It's curious that I should now be writing about this book just after my best mate Dave linked to an article where SF author Neal Stephenson called for an end to all this backwards-looking steampunk SF and a return to actually writing books about the future. Dave's never had any time for or interest in steampunk. Neither have I, for that matter, but one must admit that some of those cosplayers dress pretty well.
At any rate, The Strange Affair of Spring Heeled Jack is the first in a series of novels - the third is due to be published in the spring - featuring two adventurers in an alternate timeline where Queen Victoria was assassinated early in her reign by a time-traveling lunatic. Time has gone off the rails, eugenics has taken hold, very quickly, and phantasmagorical science has led the empire into a technological revolution at the cost of an even greater underclass of poverty than our world had in the 1890s. It's a very fun read, if you're willing to really, really suspend some serious disbelief, and it sparked some interesting questions about how time travel works in this world.
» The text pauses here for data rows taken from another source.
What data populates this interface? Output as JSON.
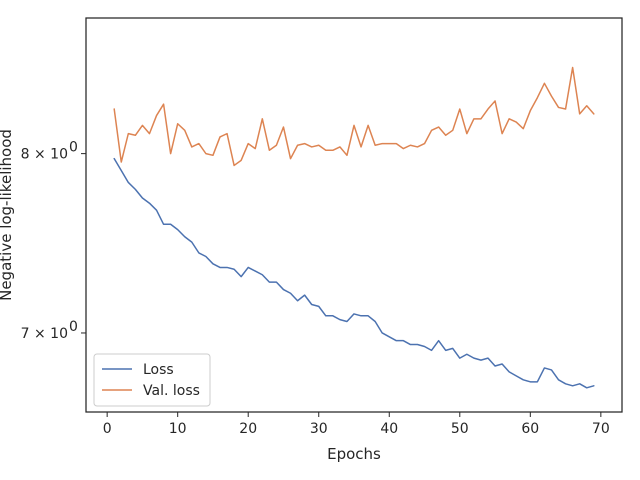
{
  "chart_data": {
    "type": "line",
    "title": "",
    "xlabel": "Epochs",
    "ylabel": "Negative log-likelihood",
    "yscale": "log",
    "xlim": [
      -3,
      73
    ],
    "ylim": [
      6.6,
      8.85
    ],
    "grid": false,
    "legend_location": "lower-left",
    "x_ticks": [
      0,
      10,
      20,
      30,
      40,
      50,
      60,
      70
    ],
    "x_tick_labels": [
      "0",
      "10",
      "20",
      "30",
      "40",
      "50",
      "60",
      "70"
    ],
    "y_ticks": [
      7,
      8
    ],
    "y_tick_labels": [
      "7 × 10",
      "8 × 10"
    ],
    "y_tick_exponent": "0",
    "x": [
      1,
      2,
      3,
      4,
      5,
      6,
      7,
      8,
      9,
      10,
      11,
      12,
      13,
      14,
      15,
      16,
      17,
      18,
      19,
      20,
      21,
      22,
      23,
      24,
      25,
      26,
      27,
      28,
      29,
      30,
      31,
      32,
      33,
      34,
      35,
      36,
      37,
      38,
      39,
      40,
      41,
      42,
      43,
      44,
      45,
      46,
      47,
      48,
      49,
      50,
      51,
      52,
      53,
      54,
      55,
      56,
      57,
      58,
      59,
      60,
      61,
      62,
      63,
      64,
      65,
      66,
      67,
      68,
      69
    ],
    "series": [
      {
        "name": "Loss",
        "color": "#4c72b0",
        "values": [
          7.97,
          7.9,
          7.83,
          7.79,
          7.74,
          7.71,
          7.67,
          7.59,
          7.59,
          7.56,
          7.52,
          7.49,
          7.43,
          7.41,
          7.37,
          7.35,
          7.35,
          7.34,
          7.3,
          7.35,
          7.33,
          7.31,
          7.27,
          7.27,
          7.23,
          7.21,
          7.17,
          7.2,
          7.15,
          7.14,
          7.09,
          7.09,
          7.07,
          7.06,
          7.1,
          7.09,
          7.09,
          7.06,
          7.0,
          6.98,
          6.96,
          6.96,
          6.94,
          6.94,
          6.93,
          6.91,
          6.96,
          6.91,
          6.92,
          6.87,
          6.89,
          6.87,
          6.86,
          6.87,
          6.83,
          6.84,
          6.8,
          6.78,
          6.76,
          6.75,
          6.75,
          6.82,
          6.81,
          6.76,
          6.74,
          6.73,
          6.74,
          6.72,
          6.73
        ]
      },
      {
        "name": "Val. loss",
        "color": "#dd8452",
        "values": [
          8.27,
          7.95,
          8.12,
          8.11,
          8.17,
          8.12,
          8.23,
          8.3,
          8.0,
          8.18,
          8.14,
          8.04,
          8.06,
          8.0,
          7.99,
          8.1,
          8.12,
          7.93,
          7.96,
          8.06,
          8.03,
          8.21,
          8.02,
          8.05,
          8.16,
          7.97,
          8.05,
          8.06,
          8.04,
          8.05,
          8.02,
          8.02,
          8.04,
          7.99,
          8.17,
          8.04,
          8.17,
          8.05,
          8.06,
          8.06,
          8.06,
          8.03,
          8.05,
          8.04,
          8.06,
          8.14,
          8.16,
          8.11,
          8.14,
          8.27,
          8.12,
          8.21,
          8.21,
          8.27,
          8.32,
          8.12,
          8.21,
          8.19,
          8.15,
          8.26,
          8.34,
          8.43,
          8.35,
          8.28,
          8.27,
          8.53,
          8.24,
          8.29,
          8.24
        ]
      }
    ]
  }
}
It is, however, quite painfully flawed in places. It is the debut novel from Mark Hodder, and there are bits where it's painfully apparent that he's a novice with this. At one point, our hero meets with a police inspector who was just a rookie on patrol the day that the Queen was shot, and who saw the bizarre apparition of Spring-Heeled Jack in the area. This sequence was just painful to read, as the inspector relates events to Sir Richard Francis Burton that Burton assuredly already knows, in an awkward and fumbling way to get this information to the reader. There's a lot of this in the book, with weird inventions and the results of odd experiments launching alternate London into its bold future, and the book repeatedly stops to explain what the heck some gadget or messaging service does.
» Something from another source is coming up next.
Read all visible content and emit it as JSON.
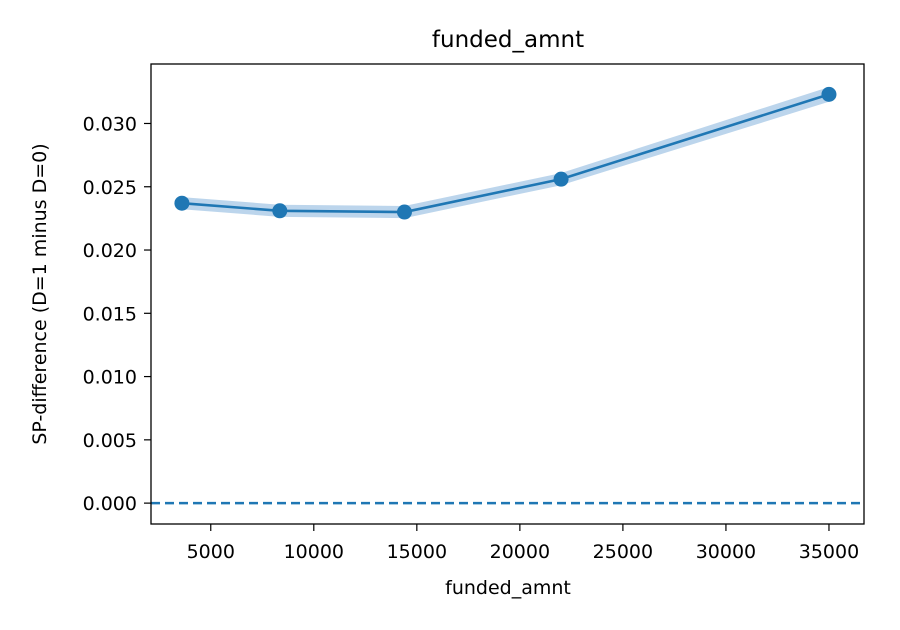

I enjoyed considering the ramifications of the rules of time travel that Hodder employs. Apparently, you only get one shot at altering time, and once you're done, you can't change it again. You certainly can't change it back, but everything else that the hapless villain of the piece tries has already been done, and he just learns about it too late. I wonder why. It certainly sparked an entertaining discussion about all the "time-wimey stuff," as Doctor Who terms it, with my wife, who brought the book home from the newspaper after it made its way to an employee sale. She was less taken with it than I was, though I confess I was more taken with the book's promise, and the curious questions that it raised, than by the nuts and bolts of the world that Hodder created. It seems that somebody went to an awful lot of unbelievable trouble in genetics and breeding to create the far-out messenger bird communication when just letting Alexander Graham Bell have his run of things would have been a whole lot simpler. Recommended with reservations.